Soccer

LAFCO to get amended Elk Grove land-use plan

Elk Grove is expanding the amount of land it proposes to annex for a planned sports complex because the regional commission that oversees city boundary changes found the first proposal too small.

In February, Elk Grove submitted a sphere of influence application to the Sacramento County Local Agency Formation Commission to bring 100 acres that the city purchased into its planning area – the first step toward annexation.

Commissioners kicked back the proposal, telling the city to include properties around the project so the annexation wouldn’t stick out like an isolated thumb from the south boundary of the city.

LAFCO largely frowns upon the formation of such so-called peninsulas – sections of incorporated land bordered by chunks of unincorporated land – but Peter Brundage, LAFCO’s executive officer, said commissioners evaluate peninsulas on a case-by-case basis.

The new plan Elk Grove will send to LAFCO expands the area to roughly 580 acres, much of it to the west of the proposed athletic facility, but leaves other landowners on the sidelines.

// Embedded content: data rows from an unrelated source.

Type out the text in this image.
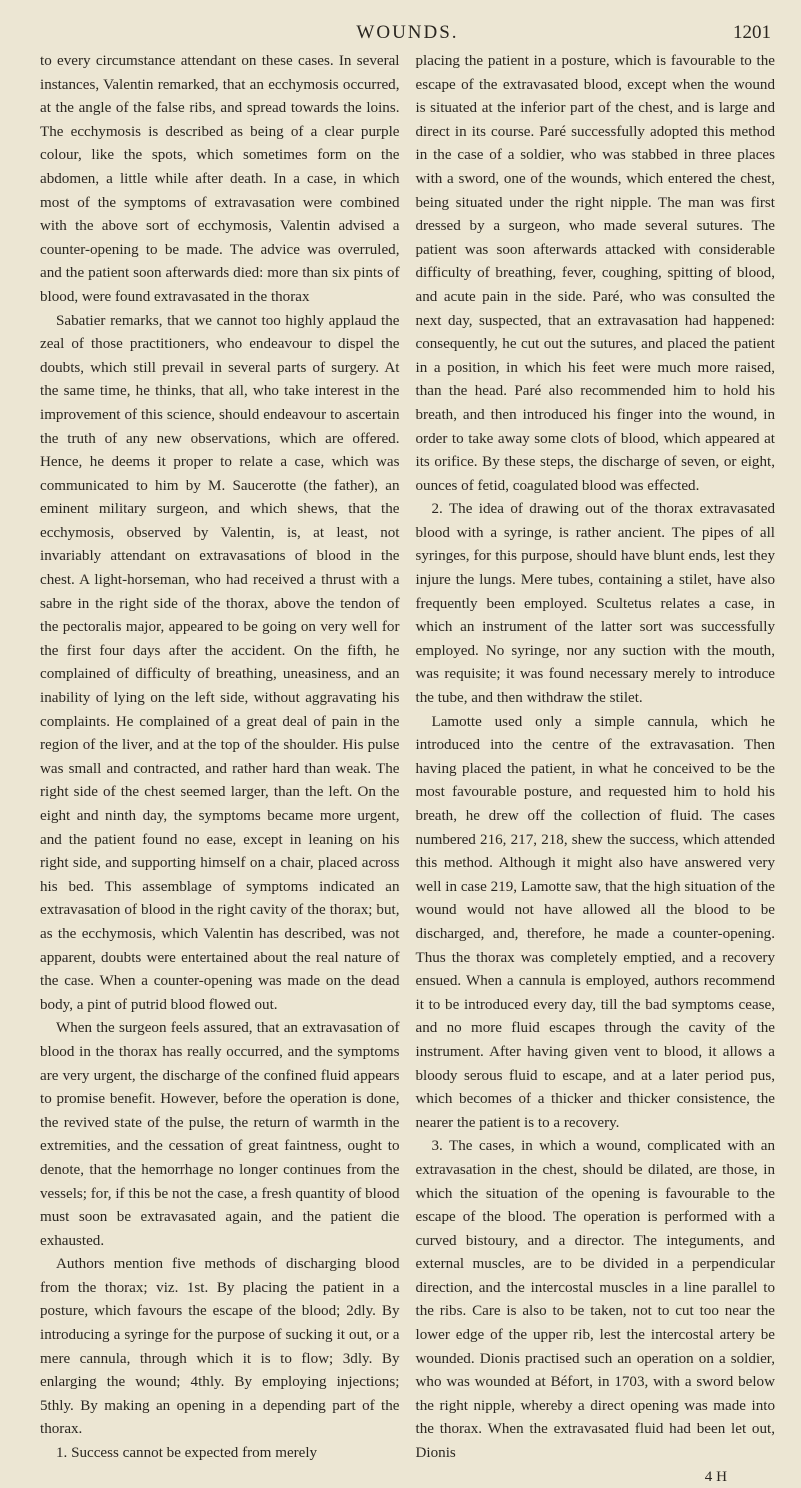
WOUNDS.	1201

to every circumstance attendant on these cases. In several instances, Valentin remarked, that an ecchymosis occurred, at the angle of the false ribs, and spread towards the loins. The ecchymosis is described as being of a clear purple colour, like the spots, which sometimes form on the abdomen, a little while after death. In a case, in which most of the symptoms of extravasation were combined with the above sort of ecchymosis, Valentin advised a counter-opening to be made. The advice was overruled, and the patient soon afterwards died: more than six pints of blood, were found extravasated in the thorax

Sabatier remarks, that we cannot too highly applaud the zeal of those practitioners, who endeavour to dispel the doubts, which still prevail in several parts of surgery. At the same time, he thinks, that all, who take interest in the improvement of this science, should endeavour to ascertain the truth of any new observations, which are offered. Hence, he deems it proper to relate a case, which was communicated to him by M. Saucerotte (the father), an eminent military surgeon, and which shews, that the ecchymosis, observed by Valentin, is, at least, not invariably attendant on extravasations of blood in the chest. A light-horseman, who had received a thrust with a sabre in the right side of the thorax, above the tendon of the pectoralis major, appeared to be going on very well for the first four days after the accident. On the fifth, he complained of difficulty of breathing, uneasiness, and an inability of lying on the left side, without aggravating his complaints. He complained of a great deal of pain in the region of the liver, and at the top of the shoulder. His pulse was small and contracted, and rather hard than weak. The right side of the chest seemed larger, than the left. On the eight and ninth day, the symptoms became more urgent, and the patient found no ease, except in leaning on his right side, and supporting himself on a chair, placed across his bed. This assemblage of symptoms indicated an extravasation of blood in the right cavity of the thorax; but, as the ecchymosis, which Valentin has described, was not apparent, doubts were entertained about the real nature of the case. When a counter-opening was made on the dead body, a pint of putrid blood flowed out.

When the surgeon feels assured, that an extravasation of blood in the thorax has really occurred, and the symptoms are very urgent, the discharge of the confined fluid appears to promise benefit. However, before the operation is done, the revived state of the pulse, the return of warmth in the extremities, and the cessation of great faintness, ought to denote, that the hemorrhage no longer continues from the vessels; for, if this be not the case, a fresh quantity of blood must soon be extravasated again, and the patient die exhausted.

Authors mention five methods of discharging blood from the thorax; viz. 1st. By placing the patient in a posture, which favours the escape of the blood; 2dly. By introducing a syringe for the purpose of sucking it out, or a mere cannula, through which it is to flow; 3dly. By enlarging the wound; 4thly. By employing injections; 5thly. By making an opening in a depending part of the thorax.

1. Success cannot be expected from merely

placing the patient in a posture, which is favourable to the escape of the extravasated blood, except when the wound is situated at the inferior part of the chest, and is large and direct in its course. Paré successfully adopted this method in the case of a soldier, who was stabbed in three places with a sword, one of the wounds, which entered the chest, being situated under the right nipple. The man was first dressed by a surgeon, who made several sutures. The patient was soon afterwards attacked with considerable difficulty of breathing, fever, coughing, spitting of blood, and acute pain in the side. Paré, who was consulted the next day, suspected, that an extravasation had happened: consequently, he cut out the sutures, and placed the patient in a position, in which his feet were much more raised, than the head. Paré also recommended him to hold his breath, and then introduced his finger into the wound, in order to take away some clots of blood, which appeared at its orifice. By these steps, the discharge of seven, or eight, ounces of fetid, coagulated blood was effected.

2. The idea of drawing out of the thorax extravasated blood with a syringe, is rather ancient. The pipes of all syringes, for this purpose, should have blunt ends, lest they injure the lungs. Mere tubes, containing a stilet, have also frequently been employed. Scultetus relates a case, in which an instrument of the latter sort was successfully employed. No syringe, nor any suction with the mouth, was requisite; it was found necessary merely to introduce the tube, and then withdraw the stilet.

Lamotte used only a simple cannula, which he introduced into the centre of the extravasation. Then having placed the patient, in what he conceived to be the most favourable posture, and requested him to hold his breath, he drew off the collection of fluid. The cases numbered 216, 217, 218, shew the success, which attended this method. Although it might also have answered very well in case 219, Lamotte saw, that the high situation of the wound would not have allowed all the blood to be discharged, and, therefore, he made a counter-opening. Thus the thorax was completely emptied, and a recovery ensued. When a cannula is employed, authors recommend it to be introduced every day, till the bad symptoms cease, and no more fluid escapes through the cavity of the instrument. After having given vent to blood, it allows a bloody serous fluid to escape, and at a later period pus, which becomes of a thicker and thicker consistence, the nearer the patient is to a recovery.

3. The cases, in which a wound, complicated with an extravasation in the chest, should be dilated, are those, in which the situation of the opening is favourable to the escape of the blood. The operation is performed with a curved bistoury, and a director. The integuments, and external muscles, are to be divided in a perpendicular direction, and the intercostal muscles in a line parallel to the ribs. Care is also to be taken, not to cut too near the lower edge of the upper rib, lest the intercostal artery be wounded. Dionis practised such an operation on a soldier, who was wounded at Béfort, in 1703, with a sword below the right nipple, whereby a direct opening was made into the thorax. When the extravasated fluid had been let out, Dionis

4 H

The rectangular 100-acre plot was originally intended to persuade Major League Soccer to locate a franchise in the suburban city. With Sacramento’s Republic FC now leading a charge to build a stadium in downtown Sacramento, Elk Grove has shifted gears. Today, the city envisions the Elk Grove Multi-Sports Complex as a youth sports hub that would contain as many as 16 fields and a 9,000-seat stadium that could be expanded to hold more spectators or host concerts and other events.

Landowners to the north and the east of the proposed playing fields objected to being left out of the potential city expansion.

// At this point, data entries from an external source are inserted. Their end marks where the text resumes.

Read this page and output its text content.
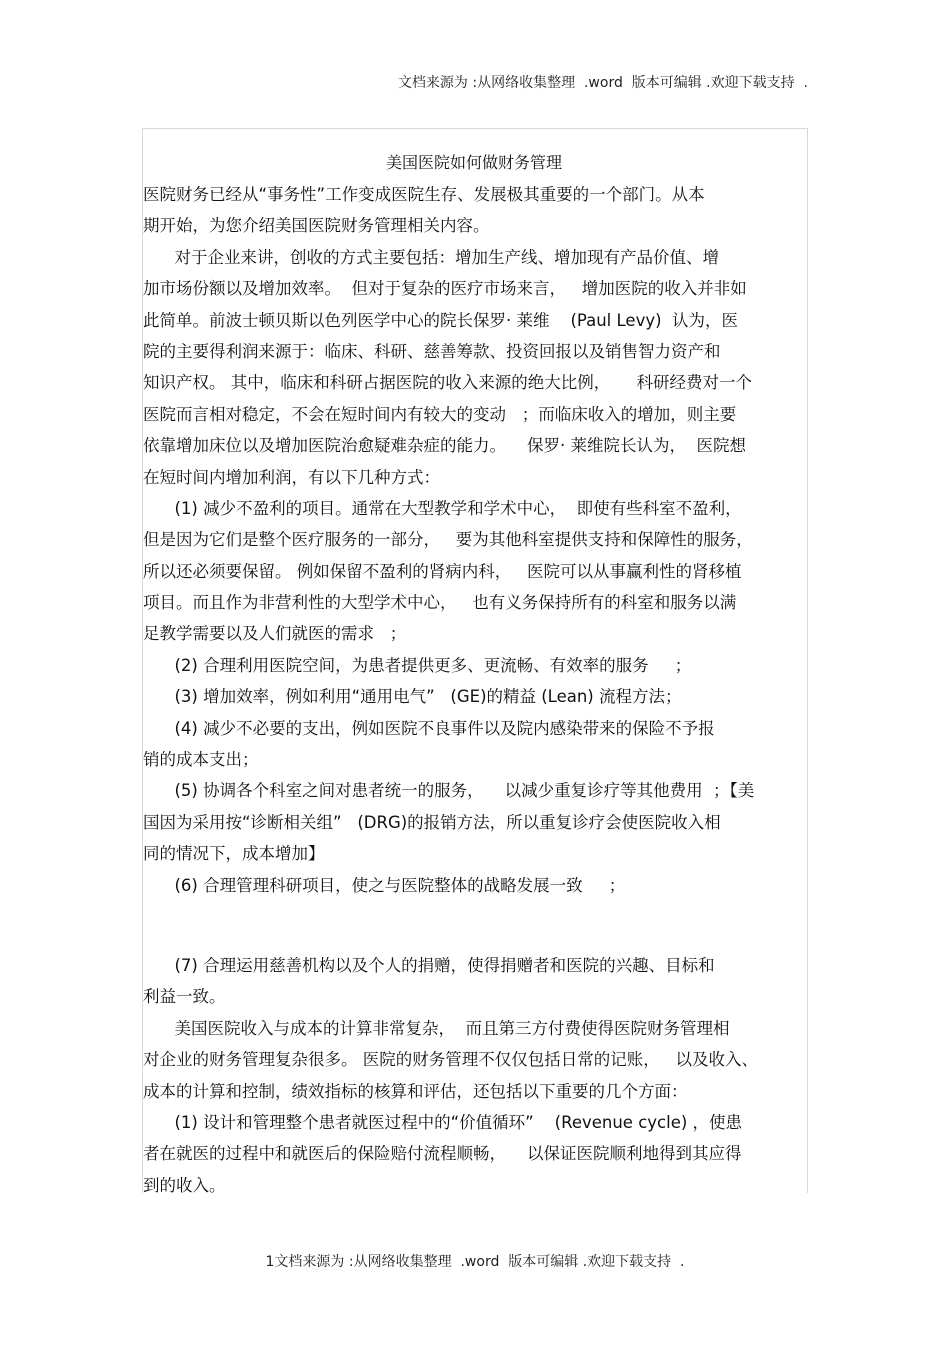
文档来源为 :从网络收集整理  .word  版本可编辑 .欢迎下载支持  .
美国医院如何做财务管理
医院财务已经从“事务性”工作变成医院生存、发展极其重要的一个部门。从本
期开始，为您介绍美国医院财务管理相关内容。
对于企业来讲，创收的方式主要包括：增加生产线、增加现有产品价值、增
加市场份额以及增加效率。  但对于复杂的医疗市场来言，   增加医院的收入并非如
此简单。前波士顿贝斯以色列医学中心的院长保罗· 莱维    (Paul Levy)  认为，医
院的主要得利润来源于：临床、科研、慈善筹款、投资回报以及销售智力资产和
知识产权。 其中，临床和科研占据医院的收入来源的绝大比例，     科研经费对一个
医院而言相对稳定，不会在短时间内有较大的变动   ；而临床收入的增加，则主要
依靠增加床位以及增加医院治愈疑难杂症的能力。    保罗· 莱维院长认为，  医院想
在短时间内增加利润，有以下几种方式：
(1) 减少不盈利的项目。通常在大型教学和学术中心，  即使有些科室不盈利，
但是因为它们是整个医疗服务的一部分，   要为其他科室提供支持和保障性的服务，
所以还必须要保留。 例如保留不盈利的肾病内科，   医院可以从事赢利性的肾移植
项目。而且作为非营利性的大型学术中心，   也有义务保持所有的科室和服务以满
足教学需要以及人们就医的需求   ；
(2) 合理利用医院空间，为患者提供更多、更流畅、有效率的服务     ；
(3) 增加效率，例如利用“通用电气”   (GE)的精益 (Lean) 流程方法；
(4) 减少不必要的支出，例如医院不良事件以及院内感染带来的保险不予报
销的成本支出；
(5) 协调各个科室之间对患者统一的服务，    以减少重复诊疗等其他费用  ；【美
国因为采用按“诊断相关组”   (DRG)的报销方法，所以重复诊疗会使医院收入相
同的情况下，成本增加】
(6) 合理管理科研项目，使之与医院整体的战略发展一致     ；
(7) 合理运用慈善机构以及个人的捐赠，使得捐赠者和医院的兴趣、目标和
利益一致。
美国医院收入与成本的计算非常复杂，  而且第三方付费使得医院财务管理相
对企业的财务管理复杂很多。 医院的财务管理不仅仅包括日常的记账，   以及收入、
成本的计算和控制，绩效指标的核算和评估，还包括以下重要的几个方面：
(1) 设计和管理整个患者就医过程中的“价值循环”    (Revenue cycle) ，使患
者在就医的过程中和就医后的保险赔付流程顺畅，    以保证医院顺利地得到其应得
到的收入。
1文档来源为 :从网络收集整理  .word  版本可编辑 .欢迎下载支持  .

“The (sports complex) proposal is far-reaching. It is a significant land use. There are impacts and implications beyond the borders of this property,” said land attorney George Phillips, who represents landowners Dale and Pat Mahon and John and Jack Kautz, at the City Council meeting last week. “A more comprehensive look can be done in a timely fashion and not complicate the city’s life too much or slow down the park.”

Council members from the dais told the landowners east of the proposed amendment area to lobby LAFCO, not Elk Grove, or wait for a future general plan update to revisit the issue.

“We’re trying to be very, very cautious. We don’t want to amend what we’ve got in the works already,” said Elk Grove Councilman Steve Detrick.

Adding the north and east parcels would have expanded the amended sphere to roughly 900 acres, potentially delaying the city’s sports complex plans, said Councilman Darren Suen.

“We run the risk of upsetting the apple cart for a larger vision, which is a sports complex. Ideally, you want to look broadly, not piecemeal. ... We, the city, want to influence what happens in that area,” Suen said. “I go back to the priority at hand, which is to bring in the sports complex property so that we can actually control it and then get to some specifics about what we’re going to do there.”